Two Weeks of Healing


It’s been 15 days today since my surgery…  I’m healing…

I have definitely lost the brain fog of the anesthesia, but I’m still uncomfortable enough that I don’t sleep great.  I don’t sleep terribly, but it isn’t generally that “dead to the world” deep sleep that leaves us feeling so refreshed.  I’m hoping to get more of that.  Of course, days of high winds don’t help.  I never sleep well in the wind…

Most of the time I just feel a fairly low level discomfort in my belly.  Having my clothes rubbing on my skin is irritating.  Sneezing hurts.  Coughing hurts…  I really don’t want to catch a cold…  Sunday I felt some pretty severe nerve pain.  It was inside my tissues, not outside on my skin, but I can only describe it as a really bad sunburn inside, and then having someone rub it with sandpaper.  Ouch…  I took one of the good drugs that night.

And let’s talk drugs for a minute.  I mean, I am not dismissing the opioid epidemic and all that, but it has made it so nice, average, non-addicted people like me can’t even get a painkiller now and again without being made to feel like we are drug-seeking.  I was prescribed 15 pills of the lowest dose oxycodone when I was discharged from the hospital.  The dosing is 1-2 pills every 4-6 hours for pain.  If I actually took them as prescribed, but at the high end of the dosage, I would have been done with the pills in slightly over 1 day.  1 day.  That’s all you get of the heavy-duty painkillers for a major abdominal surgery.

At my one-week check with my doctor she asked me how the pain was and I mentioned that I had been taking one pill to get to sleep at night.  She made a comment about how I really ought to be moving away from taking them.  I had literally taken 7 pills…  I know I have a really high pain tolerance.  What about some poor soul who doesn’t?  The system is broken when this is what it comes down to.

I’m back working from home now too; it’s nice to have a job that can accommodate that when I need it.  It allows me to work a bit and then rest, move around and maybe take a nap.  It is definitely easier than having to be back in the office, especially since I can’t wear pants with buttons…

I’m getting there!  And I’d rather be here…

Rainier in View

14 thoughts on “Two Weeks of Healing

  1. Slowly, but surely and easy does it and hopefully normal living will soon be on the horizon. Regarding the opioid crisis it has even reached here in the UK, but not sure if it has affected actual prescribing guidelines as yet.

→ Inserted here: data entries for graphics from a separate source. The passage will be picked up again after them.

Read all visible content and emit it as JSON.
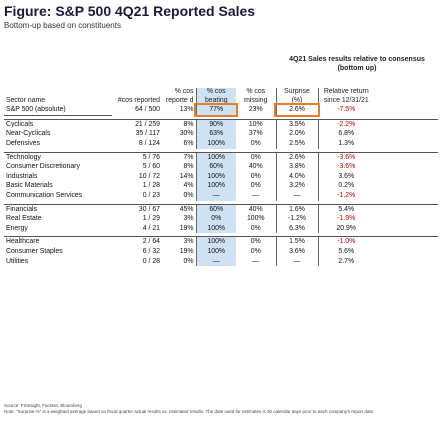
{
  "figure": {
    "title": "Figure: S&P 500 4Q21 Reported Sales",
    "subtitle": "Bottom-up based on constituents",
    "group_header": "4Q21 Sales results relative to consensus (bottom up)"
  },
  "columns": {
    "sector": "Sector name",
    "cos_reported": "#cos reported",
    "pct_reported": "% cos reporte d",
    "pct_beating": "% cos beating",
    "pct_missing": "% cos missing",
    "surprise": "Surprise (%)",
    "rel_return": "Relative return since 12/31/21"
  },
  "rows": [
    {
      "sector": "S&P 500 (absolute)",
      "cos": "64 / 500",
      "rep": "13%",
      "beat": "77%",
      "miss": "23%",
      "surp": "2.6%",
      "ret": "-7.5%",
      "group": "top"
    },
    {
      "sector": "Cyclicals",
      "cos": "21 / 259",
      "rep": "8%",
      "beat": "90%",
      "miss": "10%",
      "surp": "3.5%",
      "ret": "-2.2%",
      "group": "A",
      "first": true
    },
    {
      "sector": "Near-Cyclicals",
      "cos": "35 / 117",
      "rep": "30%",
      "beat": "63%",
      "miss": "37%",
      "surp": "2.0%",
      "ret": "6.8%",
      "group": "A"
    },
    {
      "sector": "Defensives",
      "cos": "8 / 124",
      "rep": "6%",
      "beat": "100%",
      "miss": "0%",
      "surp": "2.5%",
      "ret": "1.3%",
      "group": "A"
    },
    {
      "sector": "Technology",
      "cos": "5 / 76",
      "rep": "7%",
      "beat": "100%",
      "miss": "0%",
      "surp": "2.6%",
      "ret": "-3.6%",
      "group": "B",
      "first": true
    },
    {
      "sector": "Consumer Discretionary",
      "cos": "5 / 60",
      "rep": "8%",
      "beat": "60%",
      "miss": "40%",
      "surp": "3.8%",
      "ret": "-3.6%",
      "group": "B"
    },
    {
      "sector": "Industrials",
      "cos": "10 / 72",
      "rep": "14%",
      "beat": "100%",
      "miss": "0%",
      "surp": "4.0%",
      "ret": "3.6%",
      "group": "B"
    },
    {
      "sector": "Basic Materials",
      "cos": "1 / 28",
      "rep": "4%",
      "beat": "100%",
      "miss": "0%",
      "surp": "3.2%",
      "ret": "0.2%",
      "group": "B"
    },
    {
      "sector": "Communication Services",
      "cos": "0 / 23",
      "rep": "0%",
      "beat": "—",
      "miss": "—",
      "surp": "—",
      "ret": "-1.2%",
      "group": "B"
    },
    {
      "sector": "Financials",
      "cos": "30 / 67",
      "rep": "45%",
      "beat": "60%",
      "miss": "40%",
      "surp": "1.6%",
      "ret": "5.4%",
      "group": "C",
      "first": true
    },
    {
      "sector": "Real Estate",
      "cos": "1 / 29",
      "rep": "3%",
      "beat": "0%",
      "miss": "100%",
      "surp": "-1.2%",
      "ret": "-1.9%",
      "group": "C"
    },
    {
      "sector": "Energy",
      "cos": "4 / 21",
      "rep": "19%",
      "beat": "100%",
      "miss": "0%",
      "surp": "6.3%",
      "ret": "20.9%",
      "group": "C"
    },
    {
      "sector": "Healthcare",
      "cos": "2 / 64",
      "rep": "3%",
      "beat": "100%",
      "miss": "0%",
      "surp": "1.5%",
      "ret": "-1.0%",
      "group": "D",
      "first": true
    },
    {
      "sector": "Consumer Staples",
      "cos": "6 / 32",
      "rep": "19%",
      "beat": "100%",
      "miss": "0%",
      "surp": "3.6%",
      "ret": "5.6%",
      "group": "D"
    },
    {
      "sector": "Utilities",
      "cos": "0 / 28",
      "rep": "0%",
      "beat": "—",
      "miss": "—",
      "surp": "—",
      "ret": "2.7%",
      "group": "D"
    }
  ],
  "source": "Source: FSInsight, FactSet, Bloomberg",
  "note": "Note: \"Surprise %\" is a weighted average based on fiscal quarter actual results vs. estimated results. The date used for estimates is 30 calendar days prior to each company's report date.",
  "colors": {
    "highlight_box": "#ea7a2e",
    "beat_column": "#cfe2f3",
    "negative": "#c00000"
  }
}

  2. Sorry to hear you’re still having a rough time – I hope you start to feel better soon and especially hope you are able to get some restful sleep coming up. I’d rather be in that picture too! 🙂

  3. I’d rather be there, too. I hear you about the pain medication. When I had my surgery I only took the “good stuff” for the first day because opioids give me tremendous headaches. Recovery without them is no joke. It can be done, but it take a lot longer and it is incredibly unpleasant. I’m glad everything went smoothly and you are on the mend. Hoping you are back to your old self before you know it!

    • I can’t imagine not being able to just take one when the pain got bad. I’m lucky though, in that I don’t have any of the unpleasant side effects. I just have to wait until I’m able to just fall asleep, because they do make me very drowsy. But that’s fine when you are at home recovering – napping is all good!